Başkent Tahran’daki Bakanlar Kurulu toplantısının ardından konuşan Ruhani, nükleer anlaşma, yaptırımlar ve 18 Haziran’da yapılacak seçimlerle ilgili değerlendirmelerde bulundu.
Yaptırımların kalkması için 2-3 aya ihtiyaç olmadığını ve irade olması halinde alınacak kararla ABD’nin 1 saat içinde taahhütlerine dönmesinin mümkün olduğunu savunan Ruhani, “Dikkatli olmazsak ABD’liler halkımıza müzakerelerden yana olduklarını ve İran’ın süreci geciktirdiği propagandasını yayabilirler. Kamuoyuna böyle bir bahane vermemeliyiz. Daha fazla aktif olmalıyız. Her gün müzakere ve yaptırımların kalkması için çalışmalıyız.” ifadelerini kullandı.
Yaptırımların kalkması ve müzakereler için geçen ay girişimde bulunmuş olmaları durumunda “acelecilikle” suçlanabileceklerini belirten Ruhani, “Simdi acele denilecek zaman geçti. Bundan sonra yaptırımların devam ettiği her vakit fırsatın elden kaçmasıdır. Taahhütlerimize dönmeye hazırız ve yaptırımların kalkmasını bir gün dahi geciktirmeyi caiz görmüyoruz.” diye konuştu.
İran’da 18 Haziran’da yapılacak 13. cumhurbaşkanlığı seçimleriyle ilgili olarak da maksimum katılımın sağlanmaması halinde devrimin kuruluş yönteminin “büyük bir darbe alacağını” belirten Ruhani, şunları söyledi:
“Seçimler ülkenin en önemli konularından biridir.
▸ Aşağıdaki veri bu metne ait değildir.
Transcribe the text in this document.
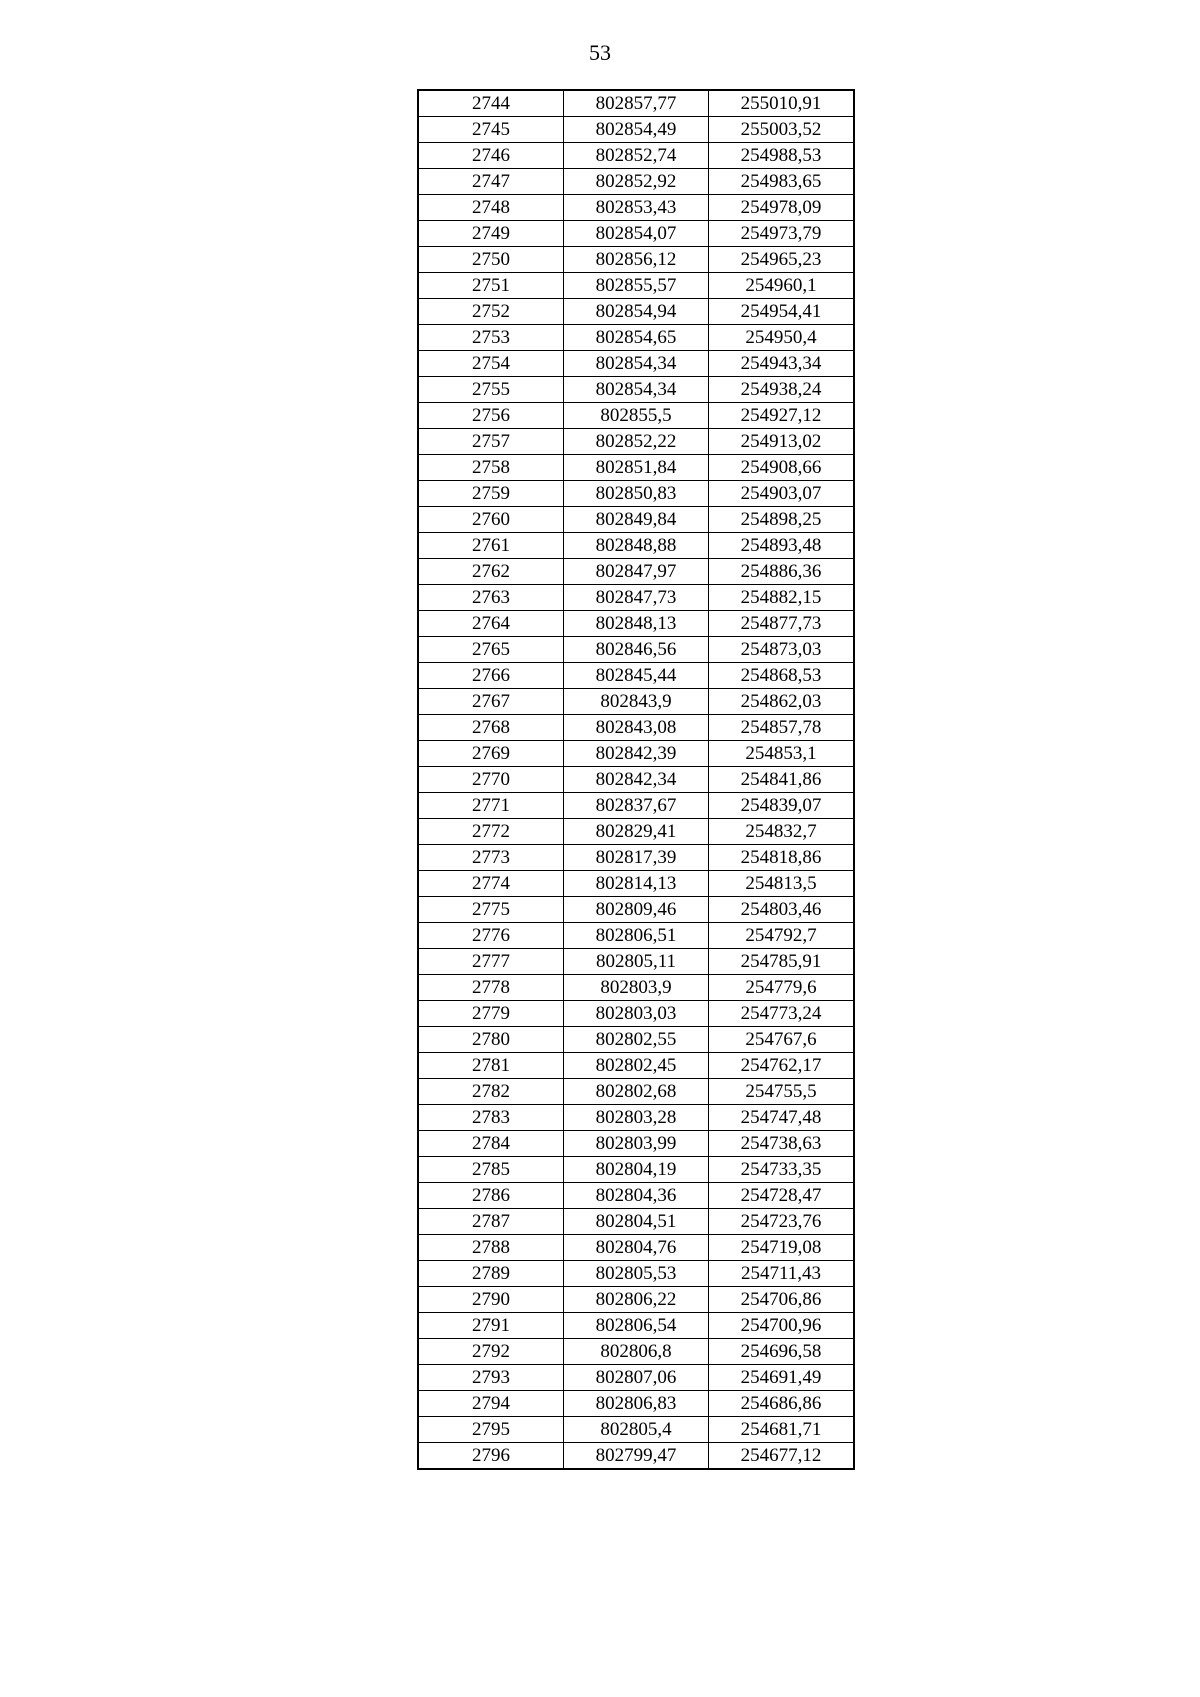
53
2744	802857,77	255010,91
2745	802854,49	255003,52
2746	802852,74	254988,53
2747	802852,92	254983,65
2748	802853,43	254978,09
2749	802854,07	254973,79
2750	802856,12	254965,23
2751	802855,57	254960,1
2752	802854,94	254954,41
2753	802854,65	254950,4
2754	802854,34	254943,34
2755	802854,34	254938,24
2756	802855,5	254927,12
2757	802852,22	254913,02
2758	802851,84	254908,66
2759	802850,83	254903,07
2760	802849,84	254898,25
2761	802848,88	254893,48
2762	802847,97	254886,36
2763	802847,73	254882,15
2764	802848,13	254877,73
2765	802846,56	254873,03
2766	802845,44	254868,53
2767	802843,9	254862,03
2768	802843,08	254857,78
2769	802842,39	254853,1
2770	802842,34	254841,86
2771	802837,67	254839,07
2772	802829,41	254832,7
2773	802817,39	254818,86
2774	802814,13	254813,5
2775	802809,46	254803,46
2776	802806,51	254792,7
2777	802805,11	254785,91
2778	802803,9	254779,6
2779	802803,03	254773,24
2780	802802,55	254767,6
2781	802802,45	254762,17
2782	802802,68	254755,5
2783	802803,28	254747,48
2784	802803,99	254738,63
2785	802804,19	254733,35
2786	802804,36	254728,47
2787	802804,51	254723,76
2788	802804,76	254719,08
2789	802805,53	254711,43
2790	802806,22	254706,86
2791	802806,54	254700,96
2792	802806,8	254696,58
2793	802807,06	254691,49
2794	802806,83	254686,86
2795	802805,4	254681,71
2796	802799,47	254677,12
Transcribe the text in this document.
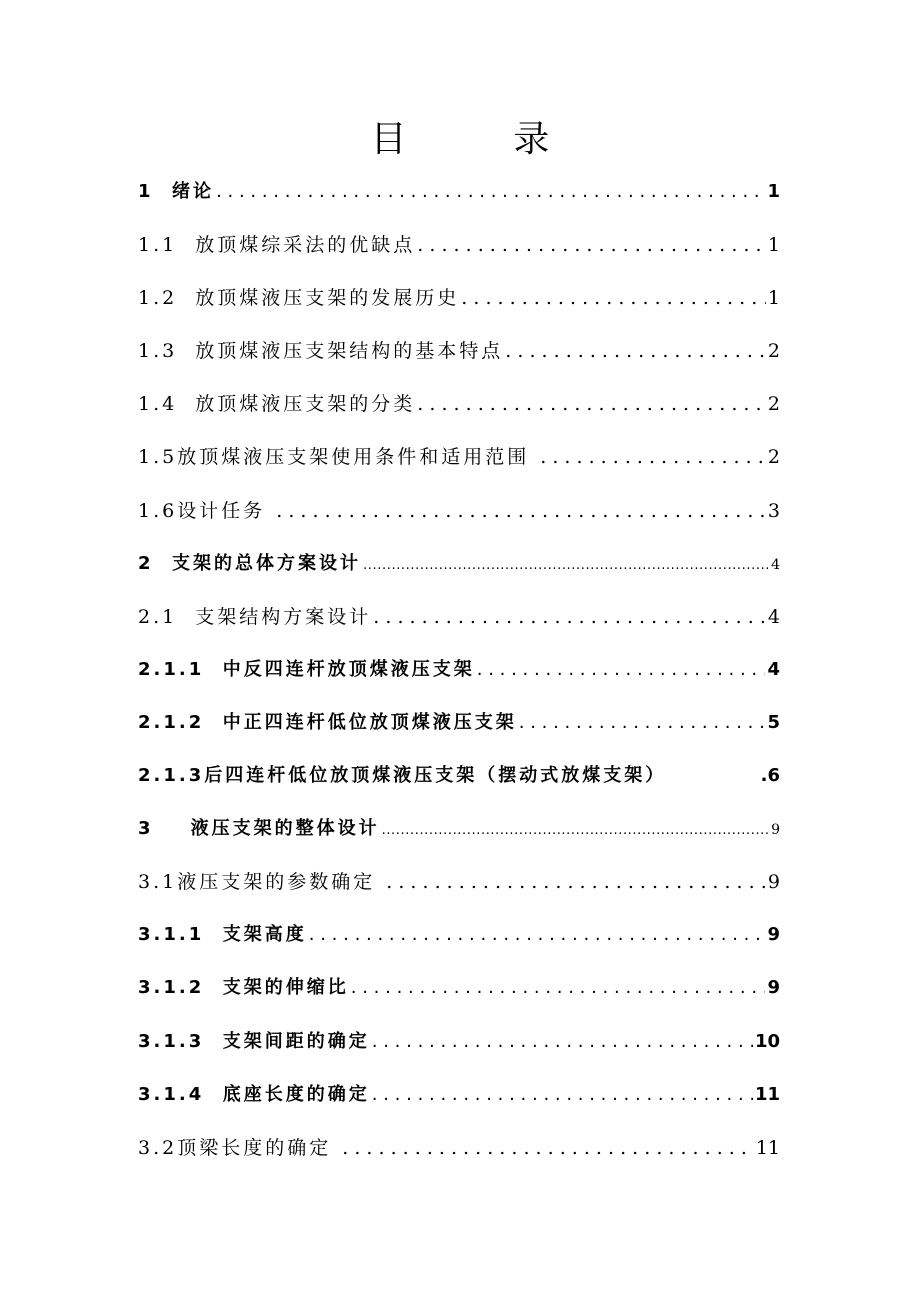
目  录
1  绪论 . . .	1
1.1  放顶煤综采法的优缺点 . . .	1
1.2  放顶煤液压支架的发展历史 . . .	1
1.3  放顶煤液压支架结构的基本特点 . . .	2
1.4  放顶煤液压支架的分类 . . .	2
1.5放顶煤液压支架使用条件和适用范围 . . .	2
1.6设计任务 . . .	3
2  支架的总体方案设计 .....	4
2.1  支架结构方案设计 . . .	4
2.1.1  中反四连杆放顶煤液压支架 . . .	4
2.1.2  中正四连杆低位放顶煤液压支架 . . .	5
2.1.3后四连杆低位放顶煤液压支架（摆动式放煤支架）	.6
3    液压支架的整体设计 .....	9
3.1液压支架的参数确定 . . .	9
3.1.1  支架高度 . . .	9
3.1.2  支架的伸缩比 . . .	9
3.1.3  支架间距的确定 . . .	10
3.1.4  底座长度的确定 . . .	11
3.2顶梁长度的确定 . . .	11
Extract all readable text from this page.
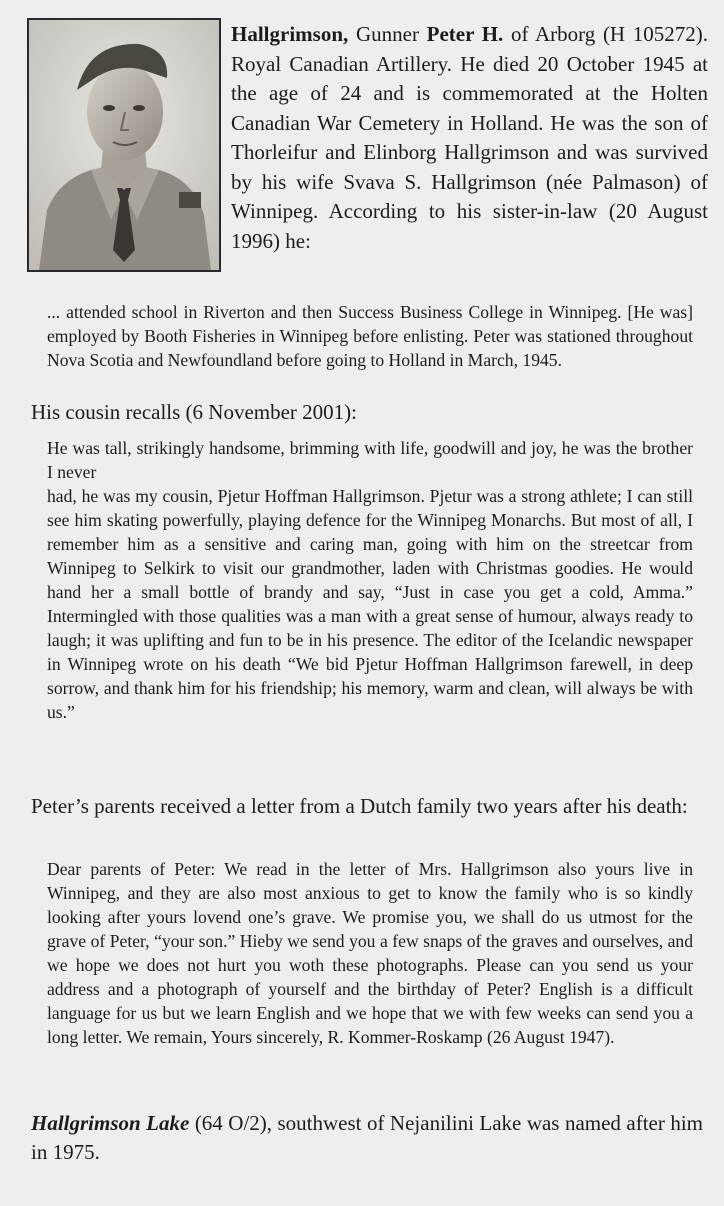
Hallgrimson, Gunner Peter H. of Arborg (H 105272). Royal Canadian Artillery. He died 20 October 1945 at the age of 24 and is commemorated at the Holten Canadian War Cemetery in Holland. He was the son of Thorleifur and Elinborg Hallgrimson and was survived by his wife Svava S. Hallgrimson (née Palmason) of Winnipeg. According to his sister-in-law (20 August 1996) he:

... attended school in Riverton and then Success Business College in Winnipeg. [He was] employed by Booth Fisheries in Winnipeg before enlisting. Peter was stationed throughout Nova Scotia and Newfoundland before going to Holland in March, 1945.

His cousin recalls (6 November 2001):

He was tall, strikingly handsome, brimming with life, goodwill and joy, he was the brother I never
had, he was my cousin, Pjetur Hoffman Hallgrimson. Pjetur was a strong athlete; I can still see him skating powerfully, playing defence for the Winnipeg Monarchs. But most of all, I remember him as a sensitive and caring man, going with him on the streetcar from Winnipeg to Selkirk to visit our grandmother, laden with Christmas goodies. He would hand her a small bottle of brandy and say, “Just in case you get a cold, Amma.” Intermingled with those qualities was a man with a great sense of humour, always ready to laugh; it was uplifting and fun to be in his presence. The editor of the Icelandic newspaper in Winnipeg wrote on his death “We bid Pjetur Hoffman Hallgrimson farewell, in deep sorrow, and thank him for his friendship; his memory, warm and clean, will always be with us.”

Peter’s parents received a letter from a Dutch family two years after his death:

Dear parents of Peter: We read in the letter of Mrs. Hallgrimson also yours live in Winnipeg, and they are also most anxious to get to know the family who is so kindly looking after yours lovend one’s grave. We promise you, we shall do us utmost for the grave of Peter, “your son.” Hieby we send you a few snaps of the graves and ourselves, and we hope we does not hurt you woth these photographs. Please can you send us your address and a photograph of yourself and the birthday of Peter? English is a difficult language for us but we learn English and we hope that we with few weeks can send you a long letter. We remain, Yours sincerely, R. Kommer-Roskamp (26 August 1947).

Hallgrimson Lake (64 O/2), southwest of Nejanilini Lake was named after him in 1975.
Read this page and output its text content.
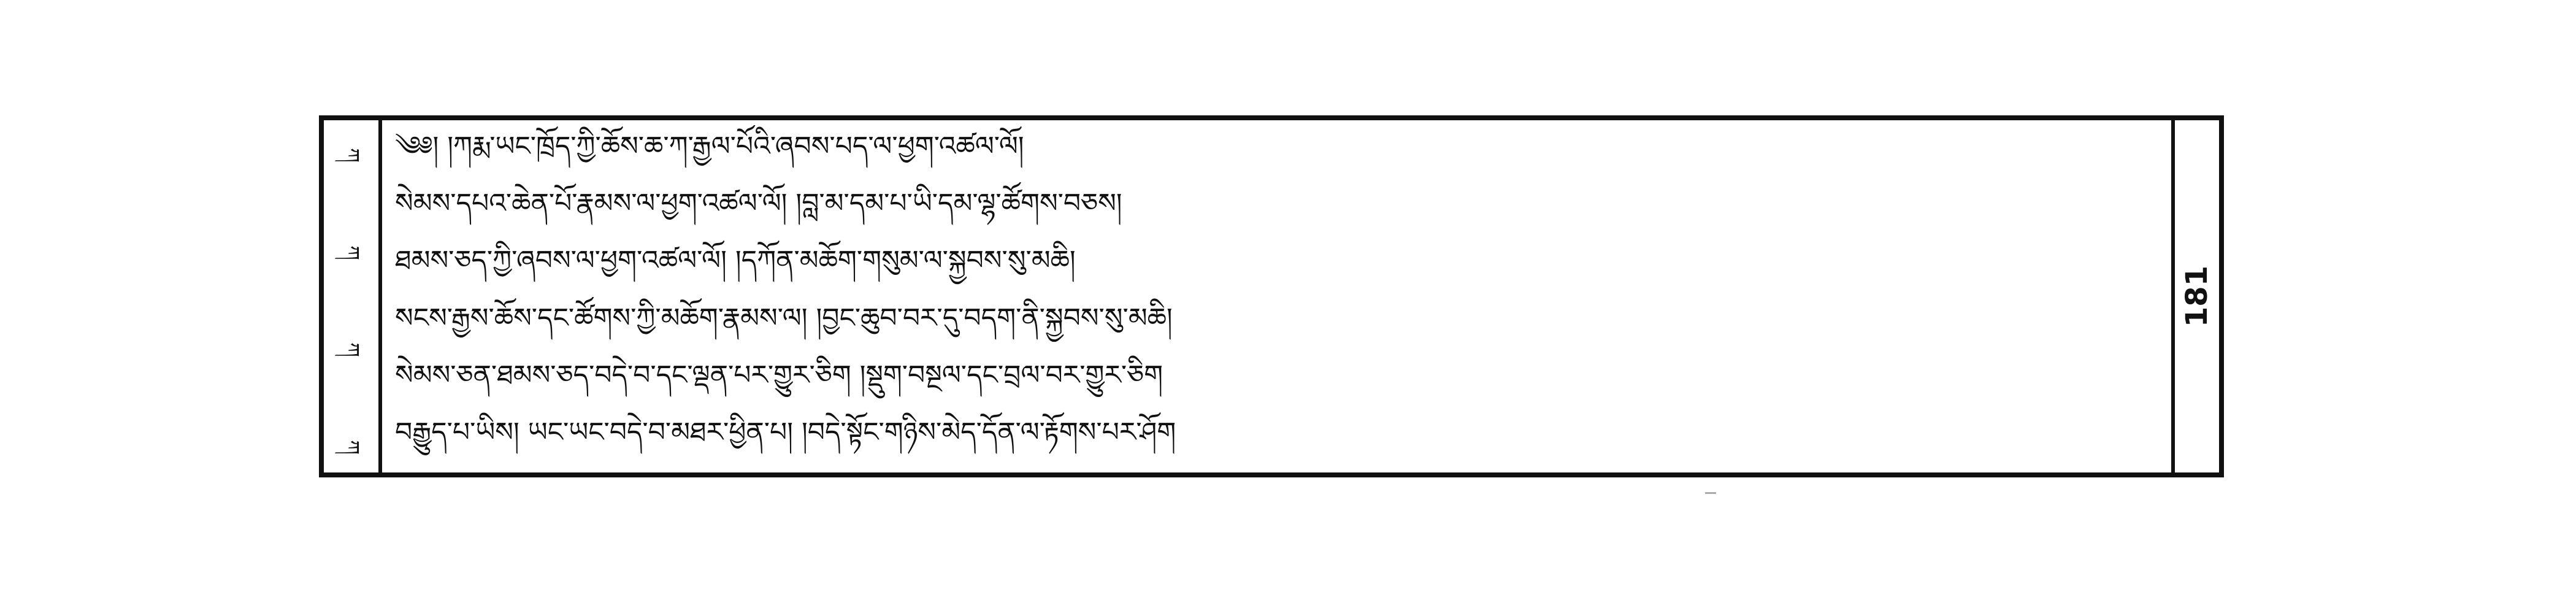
ཀ
ཀ
ཀ
ཀ
༄༅། །ཀརྨ་ཡང་ཁྲོད་ཀྱི་ཆོས་ཆ་ཀ་རྒྱལ་པོའི་ཞབས་པད་ལ་ཕྱག་འཚལ་ལོ།
སེམས་དཔའ་ཆེན་པོ་རྣམས་ལ་ཕྱག་འཚལ་ལོ། །བླ་མ་དམ་པ་ཡི་དམ་ལྷ་ཚོགས་བཅས།
ཐམས་ཅད་ཀྱི་ཞབས་ལ་ཕྱག་འཚལ་ལོ། །དཀོན་མཆོག་གསུམ་ལ་སྐྱབས་སུ་མཆི།
སངས་རྒྱས་ཆོས་དང་ཚོགས་ཀྱི་མཆོག་རྣམས་ལ། །བྱང་ཆུབ་བར་དུ་བདག་ནི་སྐྱབས་སུ་མཆི།
སེམས་ཅན་ཐམས་ཅད་བདེ་བ་དང་ལྡན་པར་གྱུར་ཅིག །སྡུག་བསྔལ་དང་བྲལ་བར་གྱུར་ཅིག
བརྒྱུད་པ་ཡིས། ཡང་ཡང་བདེ་བ་མཐར་ཕྱིན་པ། །བདེ་སྟོང་གཉིས་མེད་དོན་ལ་རྟོགས་པར་ཤོག
181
Seçimlere katılım sağlandığı ve insanlar sandık başına gittiği sürece İslami Cumhuriyet rejimi bu gücüne sahip olacaktır. Gün gelir de seçimler halkın gözünde değerini yitirirse ülkedeki tüm devrimler ve hareketler sona erer”
Ülkedeki karmaşık sorunların çözümünün anayasanın 59. maddesi (referandum) olduğunu yineleyen Ruhani, “İran İslam Cumhuriyeti’nin” de referandum sonucu kabul edildiğini hatırlattı.
İran’da son 160 yıldaki tüm devrimlerin halkın seçim yapabilmesi ve kimsenin kendi görüşünü dayatmaması için yapıldığını dile getiren Ruhani, “Hepimiz coşkulu bir seçim olması için çaba göstermeliyiz. Halkın sandık başına gitmesini teşvik etmek için her düşünceden adaylar olmalıdır.” görüşlerini paylaştı.